What is hilarious about these articles is none of them ever say "Math as a SENIOR data scientist", because we all acknowledge that senior scientists know the math. Almost every job listing for senior data scientist will prefer a Ph.D. On larger teams, the Ph.D (advanced math) crowd will come up with the general approach that junior data scientists will work on. So yes, getting in the door as a data scientist requires having enough math/programming so you can at least understand what a senior scientist wants you to do. But if you want to lead a team in a technical capacity, you can't possibly imagine doing that without really knowing the math or having a brilliant track record.
And if you are the rockstar 10x guru Data Scientist who consistently delivers actionable insights without a strong math background, you deserve the respect of everyone here and will probably be my boss someday.
In other words, being a Data Scientist requires performing "scientific" activities. Most of these articles focuses on the "Data" part and very rarely about "science". Science requires excellent scholarship - synthesis of current situation and putting future proposals in context of the current "jigsaw puzzle". Now, that is a skill that you can not learn by reading - you need to practice it for someone period of time. No wonder, Ph.D is a requirement for such positions.
It should be emphasized that obtaining a degree in a subject like math and physics should "form" your way of thinking in a certain way: That you are able to apply methods to other fields, such as data science. That's way more important then remembering "everything you learned". You might never do a Fourier transformation by hand again, but you know the concept.
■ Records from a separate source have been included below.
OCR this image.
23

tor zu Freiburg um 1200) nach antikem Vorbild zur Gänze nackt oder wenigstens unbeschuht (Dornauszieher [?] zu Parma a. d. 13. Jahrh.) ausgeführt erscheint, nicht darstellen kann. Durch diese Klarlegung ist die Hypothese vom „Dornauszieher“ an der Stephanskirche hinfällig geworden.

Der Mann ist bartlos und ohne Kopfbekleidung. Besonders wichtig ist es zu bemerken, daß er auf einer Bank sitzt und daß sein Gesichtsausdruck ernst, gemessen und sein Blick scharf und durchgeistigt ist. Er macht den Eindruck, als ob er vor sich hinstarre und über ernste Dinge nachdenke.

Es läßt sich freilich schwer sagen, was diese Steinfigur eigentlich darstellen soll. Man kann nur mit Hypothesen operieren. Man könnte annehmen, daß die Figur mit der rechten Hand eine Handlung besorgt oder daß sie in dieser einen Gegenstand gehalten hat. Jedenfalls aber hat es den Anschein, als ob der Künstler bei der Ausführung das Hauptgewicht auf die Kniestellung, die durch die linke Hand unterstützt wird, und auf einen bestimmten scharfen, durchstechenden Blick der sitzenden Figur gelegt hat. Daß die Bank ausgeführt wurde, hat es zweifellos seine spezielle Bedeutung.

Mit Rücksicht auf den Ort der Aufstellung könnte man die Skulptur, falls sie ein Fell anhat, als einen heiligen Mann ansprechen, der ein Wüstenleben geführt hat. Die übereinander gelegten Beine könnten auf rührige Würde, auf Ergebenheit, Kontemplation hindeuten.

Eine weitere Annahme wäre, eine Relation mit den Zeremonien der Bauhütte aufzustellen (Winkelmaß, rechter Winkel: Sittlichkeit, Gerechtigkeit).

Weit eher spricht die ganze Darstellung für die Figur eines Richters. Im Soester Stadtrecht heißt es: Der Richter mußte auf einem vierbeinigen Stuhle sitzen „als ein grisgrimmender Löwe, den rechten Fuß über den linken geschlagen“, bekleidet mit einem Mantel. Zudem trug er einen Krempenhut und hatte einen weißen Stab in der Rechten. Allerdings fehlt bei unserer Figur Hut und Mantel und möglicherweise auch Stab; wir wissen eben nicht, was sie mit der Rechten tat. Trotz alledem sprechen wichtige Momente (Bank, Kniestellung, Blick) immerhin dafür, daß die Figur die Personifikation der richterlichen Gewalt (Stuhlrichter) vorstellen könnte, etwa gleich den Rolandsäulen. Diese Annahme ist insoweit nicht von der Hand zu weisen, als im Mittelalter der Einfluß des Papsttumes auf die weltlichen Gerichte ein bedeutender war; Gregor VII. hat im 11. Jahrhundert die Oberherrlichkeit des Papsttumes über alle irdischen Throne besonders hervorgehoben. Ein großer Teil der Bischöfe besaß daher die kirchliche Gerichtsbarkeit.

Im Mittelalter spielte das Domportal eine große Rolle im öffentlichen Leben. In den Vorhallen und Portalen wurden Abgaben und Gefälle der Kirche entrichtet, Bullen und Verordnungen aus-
And you can apply it.
Communication and critical thinking, not unlike many jobs, are the more important things. IMO many data scientists suck at the former.
Calculus, linear algebra, and probability would cover pretty much all of the algorithms mentioned in the article.
I'm currently teaching a data science class intended for mid-career professionals. It requires no college level math. And virtually every topic, I feel like I am doing them an injustice by not being able to delve into the mathematics behind what we're doing. They'll be able to put on their CVs that they "do data science", but I don't trust that my instruction gets them to the level that they really understand much about it.